Pour ne pas admettre que nous sommes dans un pays étrange où l’on peut signer un accord de Rs 380 millions avec un club anglais — qui dégringole dans le championnat et que certains petits plaisantins, fans de Liverpool, attribuent au «Soy Boy», comme est décrit le Premier ministre dans sa version caricaturale — et disposer d’un éléphant blanc de Rs 4,7 milliards et ne pas disposer de séquenceurs capables d’identifier les variants et d’autres équipements nous permettant de mieux faire face à la pandémie?

Le variant anglais a été identifié depuis septembre 2020. Celui de l’Afrique du Sud, juste à côté de chez nous, dès décembre. Qu’a-t-on fait à part nous bombarder du « Covid-free » et du « Covid-safe » ? Rien. Même lorsque, dans l’opposition, des élus réclamaient publiquement du ministère de la Santé qu’il dise comment le pays était organisé pour identifier les nouveaux variants. En guise de réponse, des déclarations approximatives ou contradictoires de Kailesh Jagutpal et de Catherine Gaud.
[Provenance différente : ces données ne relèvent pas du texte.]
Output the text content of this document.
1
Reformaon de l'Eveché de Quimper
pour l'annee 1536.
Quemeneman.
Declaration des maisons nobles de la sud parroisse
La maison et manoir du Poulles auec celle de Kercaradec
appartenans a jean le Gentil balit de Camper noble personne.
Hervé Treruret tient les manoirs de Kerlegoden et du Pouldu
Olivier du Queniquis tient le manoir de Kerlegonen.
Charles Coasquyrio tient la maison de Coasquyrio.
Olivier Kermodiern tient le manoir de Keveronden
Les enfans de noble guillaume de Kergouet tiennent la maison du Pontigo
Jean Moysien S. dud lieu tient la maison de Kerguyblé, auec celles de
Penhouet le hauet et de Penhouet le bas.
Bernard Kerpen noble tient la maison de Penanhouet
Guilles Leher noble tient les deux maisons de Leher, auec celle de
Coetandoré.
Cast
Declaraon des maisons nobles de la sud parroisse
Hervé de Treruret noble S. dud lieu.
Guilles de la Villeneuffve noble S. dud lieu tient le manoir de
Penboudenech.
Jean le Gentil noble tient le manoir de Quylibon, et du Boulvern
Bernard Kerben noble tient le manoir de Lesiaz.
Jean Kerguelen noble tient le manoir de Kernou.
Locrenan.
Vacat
Même chose pour les vaccins. Xavier Duval s’époumonait l’année dernière pour insister que le gouvernement procède à des précommandes. Là aussi, rien et, pire, lorsque le leader du MMM a relancé le sujet en janvier dernier, Madame Gaud décrétait qu’il n’y avait pas d’urgence.
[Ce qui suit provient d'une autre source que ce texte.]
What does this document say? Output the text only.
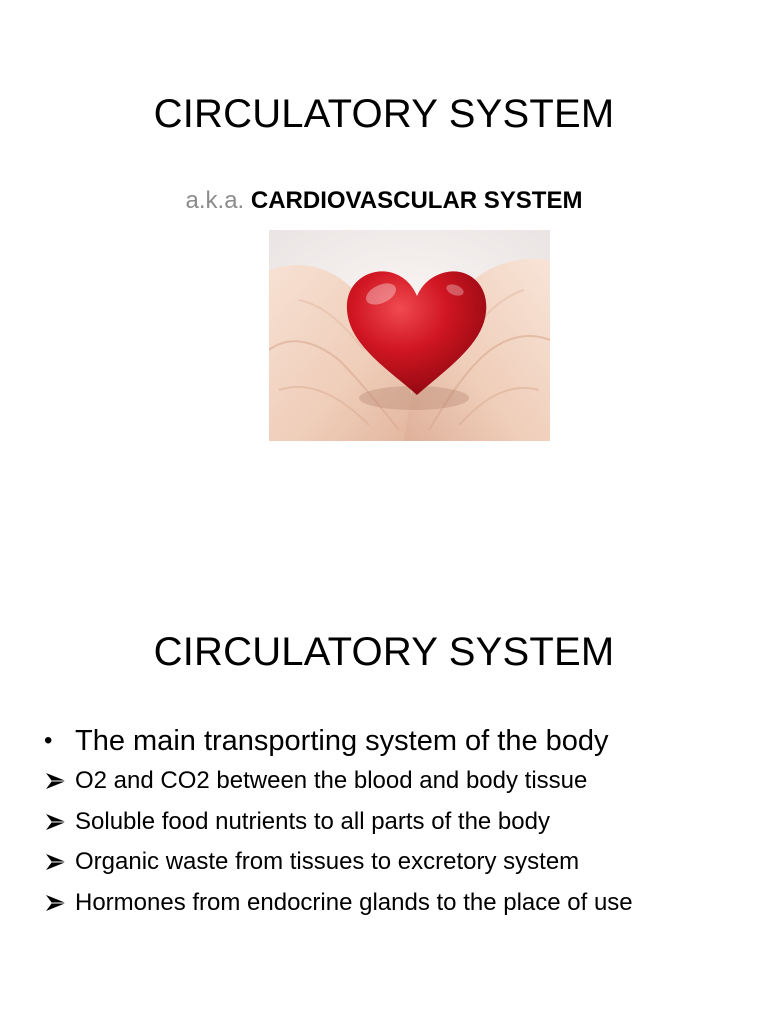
CIRCULATORY SYSTEM
a.k.a. CARDIOVASCULAR SYSTEM
CIRCULATORY SYSTEM
• The main transporting system of the body
O2 and CO2 between the blood and body tissue
Soluble food nutrients to all parts of the body
Organic waste from tissues to excretory system
Hormones from endocrine glands to the place of use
Et, aujourd’hui, nous payons le prix de la désinvolture avec la découverte de 99 cas, sans savoir qui est le patient zéro et après avoir dit que la source de la nouvelle vague était peut-être sur les emballages d’un importateur de fruits, c’est la chasse au variant avec des échantillons envoyés à l’étranger pour des résultats qui ne vont pas tomber aussi rapidement que si nous pouvions les réaliser nous-mêmes. A-t-on vraiment exploré les possibilités d’analyse ici même dans le privé après qu’un laboratoire a dit qu’il était en capacité de procéder au séquençage? On n’en sait toujours rien. Les autorités fonctionnent au jour le jour, réagissent au lieu de prévenir et de prévoir.
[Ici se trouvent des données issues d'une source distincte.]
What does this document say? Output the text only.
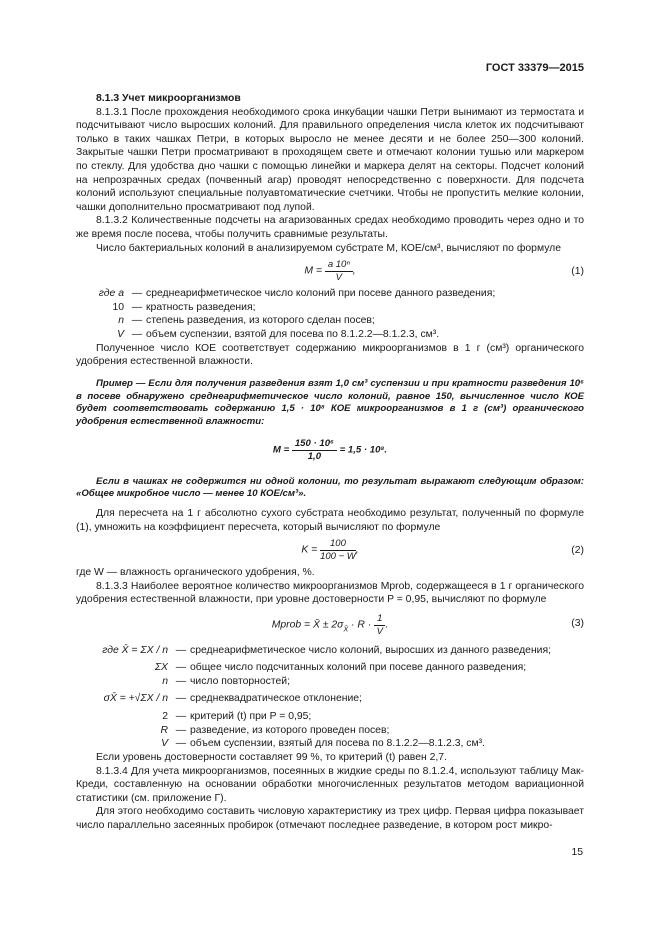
ГОСТ 33379—2015

8.1.3 Учет микроорганизмов

8.1.3.1 После прохождения необходимого срока инкубации чашки Петри вынимают из термостата и подсчитывают число выросших колоний. Для правильного определения числа клеток их подсчитывают только в таких чашках Петри, в которых выросло не менее десяти и не более 250—300 колоний. Закрытые чашки Петри просматривают в проходящем свете и отмечают колонии тушью или маркером по стеклу. Для удобства дно чашки с помощью линейки и маркера делят на секторы. Подсчет колоний на непрозрачных средах (почвенный агар) проводят непосредственно с поверхности. Для подсчета колоний используют специальные полуавтоматические счетчики. Чтобы не пропустить мелкие колонии, чашки дополнительно просматривают под лупой.

8.1.3.2 Количественные подсчеты на агаризованных средах необходимо проводить через одно и то же время после посева, чтобы получить сравнимые результаты.

Число бактериальных колоний в анализируемом субстрате M, КОЕ/см³, вычисляют по формуле

$M = \frac{\text{a 10ⁿ}}{V}$ ,	(1)
где a — среднеарифметическое число колоний при посеве данного разведения;
10 — кратность разведения;
n — степень разведения, из которого сделан посев;
V — объем суспензии, взятой для посева по 8.1.2.2—8.1.2.3, см³.

Полученное число КОЕ соответствует содержанию микроорганизмов в 1 г (см³) органического удобрения естественной влажности.

Пример — Если для получения разведения взят 1,0 см³ суспензии и при кратности разведения 10⁶ в посеве обнаружено среднеарифметическое число колоний, равное 150, вычисленное число КОЕ будет соответствовать содержанию 1,5 · 10⁸ КОЕ микроорганизмов в 1 г (см³) органического удобрения естественной влажности:

$M = \frac{\text{150 · 10⁶}}{1,0} = 1,5 \cdot 10^8$.

Если в чашках не содержится ни одной колонии, то результат выражают следующим образом: «Общее микробное число — менее 10 КОЕ/см³».

Для пересчета на 1 г абсолютно сухого субстрата необходимо результат, полученный по формуле (1), умножить на коэффициент пересчета, который вычисляют по формуле

$K = \frac{100}{100 - W}$ ,	(2)

где W — влажность органического удобрения, %.

8.1.3.3 Наиболее вероятное количество микроорганизмов Mprob, содержащееся в 1 г органического удобрения естественной влажности, при уровне достоверности P = 0,95, вычисляют по формуле

Mprob = X̄ ± $2\sigma_{X̄} \cdot R \cdot \frac{1}{V}$ .	(3)
где X̄ = ΣX / n — среднеарифметическое число колоний, выросших из данного разведения;
ΣX — общее число подсчитанных колоний при посеве данного разведения;
n — число повторностей;
σX̄ = +√ΣX / n — среднеквадратическое отклонение;
2 — критерий (t) при P = 0,95;
R — разведение, из которого проведен посев;
V — объем суспензии, взятый для посева по 8.1.2.2—8.1.2.3, см³.

Если уровень достоверности составляет 99 %, то критерий (t) равен 2,7.

8.1.3.4 Для учета микроорганизмов, посеянных в жидкие среды по 8.1.2.4, используют таблицу Мак-Креди, составленную на основании обработки многочисленных результатов методом вариационной статистики (см. приложение Г).

Для этого необходимо составить числовую характеристику из трех цифр. Первая цифра показывает число параллельно засеянных пробирок (отмечают последнее разведение, в котором рост микро-

15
A moins que l’on attende une hôtesse de l’air, le beau-frère du directeur nommé par le ministre, le quincaillier ou le bijoutier fassent des offres pour fournir les équipements requis à des «prix de confinement», tels que pratiqués lors de la première «vaguelette», selon la description de Madame Gaud qui a, néanmoins, fait 10 morts. Il fallait attendre que le tsunami nous submerge pour prendre les devants?

Le drame de ce pays, c’est qu’il est malade d’un virus encore plus paralysant, celui de la politicaille. Aucune suggestion de bon sens venant d’un opposant, d’un esprit indépendant ou de la presse n’est jamais retenue. Même lorsqu’il s’agit d’une grave menace pesant sur la santé publique, ce sont les fantasmes de la coterie, recrutée pour ses capacités à glorifier le Premier ministre, qui ont préséance. Quoi qu’il en coûte! Que c’est désespérant!